I am trying to parse JSON and I want Key-Value Pair as output. I have used tNormalize to split on comma and then tExtractRegex to convert into Key Value Pair. This was working fine until one day I got a comma in the JSON value. However this comma is between the quotes and hence the JSON is valid but since the tNormalize component is splitting on commas, it is also taking these commas for splitting.

Eg. My Sample JSON:

{
"PQR":"XYZ",
"data":[
{
"Name":"John","Address":"someCity"
},
{
"Name":"Mary","Address":"someCity,somecountry","Age":39
}
]
}

The expected Output for this would be a key value pair:

Key|Value
Name|John
Address|someCity
Name|Mary
Address|someCity,someCountry
Age|39

Please note that I have taken this approach since the schema of the JSON can change over time and we may get more attributes in it. Looking for a dynamic solution.


Solution

  • This task would be better handled by a json parser than by regular expressions.
    Here's a solution using tExtractJSONFields component. set the loop Json query to $.data[*] in order to loop on the data array, and for each object get the Name, Address and Age (Age is null for John). Since you want key/value pairs on output, the tSplitRow creates 3 rows out of each input row, with Name, Address and Age each on a separate row. Then tFilterRow will filter out the row where Age is null.
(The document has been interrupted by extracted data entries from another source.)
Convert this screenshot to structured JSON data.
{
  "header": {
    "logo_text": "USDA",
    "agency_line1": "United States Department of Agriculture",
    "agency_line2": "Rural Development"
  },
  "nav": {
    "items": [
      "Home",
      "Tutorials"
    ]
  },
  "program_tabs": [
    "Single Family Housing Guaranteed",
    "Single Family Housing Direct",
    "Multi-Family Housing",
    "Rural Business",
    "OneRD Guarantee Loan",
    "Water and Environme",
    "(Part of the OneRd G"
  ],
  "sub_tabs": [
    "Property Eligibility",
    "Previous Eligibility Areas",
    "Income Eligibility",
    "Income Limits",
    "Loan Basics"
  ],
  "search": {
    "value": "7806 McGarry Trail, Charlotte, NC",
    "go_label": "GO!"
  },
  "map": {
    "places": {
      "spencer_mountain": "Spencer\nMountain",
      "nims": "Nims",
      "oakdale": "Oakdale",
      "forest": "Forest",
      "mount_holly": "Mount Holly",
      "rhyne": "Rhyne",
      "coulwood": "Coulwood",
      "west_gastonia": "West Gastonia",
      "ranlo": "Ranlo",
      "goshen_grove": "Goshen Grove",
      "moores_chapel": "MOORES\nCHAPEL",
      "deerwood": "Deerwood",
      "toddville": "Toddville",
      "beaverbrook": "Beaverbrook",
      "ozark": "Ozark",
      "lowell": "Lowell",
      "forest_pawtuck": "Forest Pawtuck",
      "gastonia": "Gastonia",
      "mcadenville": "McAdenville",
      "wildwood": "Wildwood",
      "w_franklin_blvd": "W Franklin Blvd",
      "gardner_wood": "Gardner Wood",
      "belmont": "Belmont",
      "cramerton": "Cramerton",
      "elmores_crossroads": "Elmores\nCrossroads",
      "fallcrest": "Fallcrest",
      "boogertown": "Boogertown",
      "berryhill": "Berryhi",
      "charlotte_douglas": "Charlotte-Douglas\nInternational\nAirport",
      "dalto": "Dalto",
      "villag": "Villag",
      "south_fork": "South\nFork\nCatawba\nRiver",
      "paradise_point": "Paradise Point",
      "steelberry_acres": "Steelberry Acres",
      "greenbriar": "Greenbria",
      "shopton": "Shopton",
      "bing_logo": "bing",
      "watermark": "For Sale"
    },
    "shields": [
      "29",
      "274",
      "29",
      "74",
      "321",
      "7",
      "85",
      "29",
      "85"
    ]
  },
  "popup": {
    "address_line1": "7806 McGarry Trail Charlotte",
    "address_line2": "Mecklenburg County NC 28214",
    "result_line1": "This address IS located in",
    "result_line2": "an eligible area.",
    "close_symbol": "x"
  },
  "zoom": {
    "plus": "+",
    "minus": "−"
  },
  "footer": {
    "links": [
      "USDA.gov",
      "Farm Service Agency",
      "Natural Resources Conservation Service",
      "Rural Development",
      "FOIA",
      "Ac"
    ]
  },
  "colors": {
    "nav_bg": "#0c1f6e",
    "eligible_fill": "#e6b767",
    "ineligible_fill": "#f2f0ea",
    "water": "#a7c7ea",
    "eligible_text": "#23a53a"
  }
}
    enter image description here

    And the components schemas :

    enter image description here

    enter image description here

    Here's the output:

    .-------+--------------------.
    |         tLogRow_1          |
    |=------+-------------------=|
    |key    |value               |
    |=------+-------------------=|
    |Name   |John                |
    |Address|someCity            |
    |Name   |Mary                |
    |Address|someCity,somecountry|
    |Age    |39                  |
    '-------+--------------------'
    

    Make sure you have a valid json, in your example you are missing a comma between the objects inside data.

    Edit:
    Based on your requirement (dynamic JSON), a simple solution would be to replace the comma inside your values with another unique character or set of characters not present in your data (say ##) so they are not picked up by the normalizer, then parse your JSON as before and lastly replace back the comma.

    You can achieve this by using tReplace before your tNormalize to replace commas inside values (not between ","). Select 'Advanced Mode', and use this pattern:

    (?<=\w+\s*),(?=\s*\w+)
    

    And replace with ##

    My regex works also if you have spaces before or after the comma.

    After you do your parsing, use another tReplace to replace ## with ","